A real-time fluorescence polymerase chain reaction assay for the identification of Yersinia pestis using a field-deployable thermocycler

Military Medicine, Oct 2003 by McAvin, James C, McConathy, Marlana A, Rohrer, Andrew J, Huff, William B, Et al

Real-time fluorescence polymerase chain reaction is a microbial identification method that can provide rapid and accurate results using a field-deployable thermocycler, the RAPID ("ruggedized" advanced pathogen identification device). A Yersinia pestis-specific TaqMan assay required approximately 75 minutes and achieved a sensitivity of 100 fg of Y. pestis genomic DNA (20 genome equivalents). Specificity testing against a genomic DNA cross-reaction panel comprised of 22 bacterial species encountered in the respiratory tract resulted in no false positives. No cross-reaction occurred with human genomic DNA.

Introduction

Quick and accurate identification assays are crucial in response to biological agents in warfare and bioterrorist ats. Biological agents that are currently of the greatest threat are Bacillus anthracis, variola major (smallpox virus), and Yersinia pestis.1 The plague bacillus, Y. pestis, has an ominous history. During three major pandemics over the past 1,500 years, it is estimated to have caused 100 to 200 million deaths with mortality rates as high as 50% to 60% during several epidemics.2 During a recent plague outbreak in Surat, India, dozens of deaths from the bacillus were confirmed by serology; however, the loss of life and suffering attributed to medical facilities overwhelmed by a panic-stricken population will never be known.3 The economic loss was in the billions. The threat as a biological weapon is significant; it is estimated that more than 50% of infected individuals will die without early antibiotic therapy, and the potential societal impact is staggering.4-6 Quick and accurate identification assays ensure implementation of antibiotic therapy and countermeasure responses in a time-critical manner as well as facilitate the dissemination of public awareness information to assuage alarm.

Molecular assays that can be implemented in the field are inherently valuable because identification can be achieved with enhanced sensitivity and specificity and identification is not diminished with nonviable organisms.7 A collaborating laboratory provided primer and fluorogenic TaqMan hybridization probe sequences designed to establish a high throughput polymerase chain reaction (PCR) assay for the identification of Y. pestis. Although the high throughput assay system achieved excellent sensitivity and specificity, it does not allow for rapid identification in a field environment. Our laboratory has adapted the high throughput TaqMan assay to a field-deployable assay platform, the RAPID ("ruggedized" advanced pathogen identification device).8-11 The TaqMan probe is a dual fluorophore-labeled, oligonucleotide specific to the PCR product, amplified Y. pestis DNA, generated by primer extension of the organism's DNA template.12 Increasing fluorescence represents the quantity of DNA target sequence amplified over the duration of the PCR. By implementing a standard curve, linear regression analysis quantifies the number of DNA target sequences in an unknown sample.

The time required for a conventional laboratory analysis is unacceptable in situations in which a biological weapon has been used against fielded troops or in any bioterrorism situation.

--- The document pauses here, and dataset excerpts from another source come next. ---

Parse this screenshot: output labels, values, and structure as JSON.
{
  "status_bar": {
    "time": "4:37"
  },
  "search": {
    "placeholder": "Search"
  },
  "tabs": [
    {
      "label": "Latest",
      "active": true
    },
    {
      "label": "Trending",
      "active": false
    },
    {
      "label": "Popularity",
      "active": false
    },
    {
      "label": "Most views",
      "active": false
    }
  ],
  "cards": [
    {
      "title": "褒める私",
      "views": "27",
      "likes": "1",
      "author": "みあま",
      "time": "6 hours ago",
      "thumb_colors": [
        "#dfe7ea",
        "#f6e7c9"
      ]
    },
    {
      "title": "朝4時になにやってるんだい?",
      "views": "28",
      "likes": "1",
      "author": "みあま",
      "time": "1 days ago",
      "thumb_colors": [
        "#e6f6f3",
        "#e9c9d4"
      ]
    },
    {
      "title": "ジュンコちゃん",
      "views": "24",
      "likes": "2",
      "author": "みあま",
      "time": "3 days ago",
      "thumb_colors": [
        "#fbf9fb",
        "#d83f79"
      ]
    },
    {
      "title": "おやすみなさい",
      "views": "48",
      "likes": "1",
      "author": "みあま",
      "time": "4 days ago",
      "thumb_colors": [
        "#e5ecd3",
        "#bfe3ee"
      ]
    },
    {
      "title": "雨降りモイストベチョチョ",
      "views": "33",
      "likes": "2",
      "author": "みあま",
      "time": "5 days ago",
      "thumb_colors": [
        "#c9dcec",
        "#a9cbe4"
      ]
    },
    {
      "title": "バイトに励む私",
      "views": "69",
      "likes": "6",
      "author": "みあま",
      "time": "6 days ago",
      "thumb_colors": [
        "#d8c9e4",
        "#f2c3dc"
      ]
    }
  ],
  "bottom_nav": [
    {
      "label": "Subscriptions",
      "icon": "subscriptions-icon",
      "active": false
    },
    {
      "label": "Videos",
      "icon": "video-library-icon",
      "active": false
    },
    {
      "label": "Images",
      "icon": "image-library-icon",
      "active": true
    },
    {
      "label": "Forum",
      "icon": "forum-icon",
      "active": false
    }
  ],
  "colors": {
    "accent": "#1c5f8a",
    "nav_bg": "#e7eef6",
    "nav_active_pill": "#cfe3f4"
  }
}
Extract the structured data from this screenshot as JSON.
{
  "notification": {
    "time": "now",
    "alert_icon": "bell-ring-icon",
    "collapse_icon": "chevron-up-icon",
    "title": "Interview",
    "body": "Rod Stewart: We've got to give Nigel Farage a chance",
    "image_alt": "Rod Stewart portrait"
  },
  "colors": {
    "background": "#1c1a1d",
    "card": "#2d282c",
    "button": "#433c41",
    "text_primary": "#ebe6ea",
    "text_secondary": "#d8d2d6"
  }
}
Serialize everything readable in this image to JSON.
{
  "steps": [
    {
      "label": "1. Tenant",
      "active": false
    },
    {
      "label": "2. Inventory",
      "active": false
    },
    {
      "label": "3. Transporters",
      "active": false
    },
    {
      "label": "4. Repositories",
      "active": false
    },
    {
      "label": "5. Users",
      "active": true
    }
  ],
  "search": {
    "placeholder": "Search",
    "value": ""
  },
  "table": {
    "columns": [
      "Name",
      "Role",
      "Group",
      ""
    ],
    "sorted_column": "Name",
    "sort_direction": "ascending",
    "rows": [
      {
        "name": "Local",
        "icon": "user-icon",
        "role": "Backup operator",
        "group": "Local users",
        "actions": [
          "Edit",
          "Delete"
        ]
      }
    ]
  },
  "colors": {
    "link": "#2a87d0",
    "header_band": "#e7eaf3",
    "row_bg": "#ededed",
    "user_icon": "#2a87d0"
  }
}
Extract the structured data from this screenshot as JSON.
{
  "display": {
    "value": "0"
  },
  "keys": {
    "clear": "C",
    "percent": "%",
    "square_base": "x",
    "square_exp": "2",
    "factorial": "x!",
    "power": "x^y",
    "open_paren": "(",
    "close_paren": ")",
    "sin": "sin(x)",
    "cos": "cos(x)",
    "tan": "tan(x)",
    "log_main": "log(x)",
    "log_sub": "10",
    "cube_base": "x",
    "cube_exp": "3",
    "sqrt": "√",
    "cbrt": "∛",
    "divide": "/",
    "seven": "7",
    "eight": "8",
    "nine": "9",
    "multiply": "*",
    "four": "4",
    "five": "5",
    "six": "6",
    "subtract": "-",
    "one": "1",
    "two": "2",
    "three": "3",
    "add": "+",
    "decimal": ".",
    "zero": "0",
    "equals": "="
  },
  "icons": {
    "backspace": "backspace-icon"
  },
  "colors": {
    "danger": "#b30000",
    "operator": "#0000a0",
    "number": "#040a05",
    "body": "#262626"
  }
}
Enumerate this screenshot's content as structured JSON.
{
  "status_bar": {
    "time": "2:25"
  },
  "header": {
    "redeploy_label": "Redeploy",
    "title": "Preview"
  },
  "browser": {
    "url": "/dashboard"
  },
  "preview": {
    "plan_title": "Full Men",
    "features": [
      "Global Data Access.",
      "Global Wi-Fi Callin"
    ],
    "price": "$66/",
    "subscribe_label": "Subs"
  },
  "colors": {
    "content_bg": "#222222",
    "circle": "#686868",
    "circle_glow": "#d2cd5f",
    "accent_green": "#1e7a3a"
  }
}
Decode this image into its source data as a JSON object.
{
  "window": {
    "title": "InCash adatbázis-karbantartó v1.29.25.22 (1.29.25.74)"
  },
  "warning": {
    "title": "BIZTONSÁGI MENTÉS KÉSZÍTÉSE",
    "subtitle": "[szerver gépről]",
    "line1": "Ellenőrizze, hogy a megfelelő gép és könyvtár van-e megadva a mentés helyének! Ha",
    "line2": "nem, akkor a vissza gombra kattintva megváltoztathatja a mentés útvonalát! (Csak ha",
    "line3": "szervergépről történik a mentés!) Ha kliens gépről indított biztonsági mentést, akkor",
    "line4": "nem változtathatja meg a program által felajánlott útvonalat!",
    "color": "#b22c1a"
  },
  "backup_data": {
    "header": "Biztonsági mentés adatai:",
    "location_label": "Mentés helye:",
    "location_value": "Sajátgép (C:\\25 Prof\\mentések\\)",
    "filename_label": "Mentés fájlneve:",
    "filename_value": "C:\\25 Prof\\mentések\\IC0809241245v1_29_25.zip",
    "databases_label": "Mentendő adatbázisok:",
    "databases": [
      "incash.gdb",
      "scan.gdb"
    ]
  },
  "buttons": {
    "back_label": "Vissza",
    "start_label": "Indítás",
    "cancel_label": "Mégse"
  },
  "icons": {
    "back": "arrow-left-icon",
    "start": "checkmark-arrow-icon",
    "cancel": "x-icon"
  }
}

The need for accurate in situ identification systems for biowarfare agents is paramount.13 This article describes a highly sensitive and specific, real-time, fluorogenic PCR assay for the detection of Y. pestis using a field-deployable thermocycler.

Materials and Methods

Assay sensitivity was determined with Y. pestis genomic DNA obtained from a collaborating laboratory. Identification of the strain is undisclosed. Specificity testing was conducted with human genomic DNA (Roche Molecular Biochemicals, Mannheim, Germany) and genomic DNA was isolated from bacterial cultures prepared from laboratory stocks (Clinical Microbiology Laboratory, Air Force Institute for Environment, Safety, and Occupational Health Risk Analysis, Epidemiology Surveillance Division, Brooks Air Force Base, Texas). Genomic DNA was isolated from overnight cultures using the MagNA Pure LC System and MagNA Pure LC Total Nucleic Acid Isolation kit (Roche Diagnostics, Mannheim, Germany).14,15

Bacterial organisms commonly cultured from the respiratory tract were selected and recovered from frozen cultures, restreaked to single colonies on agar plates, cultured under conditions appropriate for each species, and identification confirmed with conventional biochemical analyses and the Vitek Automicrobic system (Biomerieux-Vitek, Hazelwood, Missouri). A single colony of each organism was transferred with a sterile loop to liquid culture media, was incubated for 18 to 48 hours, and 200 [mu]L of each liquid culture was pipetted into the MagNA Pure LC sample cartridge. All postloading processing was completed in a closed system by automated robotics with preformatted reagents and a nucleic acid isolation matrix. Cell lysis and nucleic acid stabilization was completed with buffer containing guanidinium thiocyanate and proteinase K. Nucleic acid bound to the surface of magnetic glass particles was isolated from other cellular components by washing and eluting with a low-salt buffer.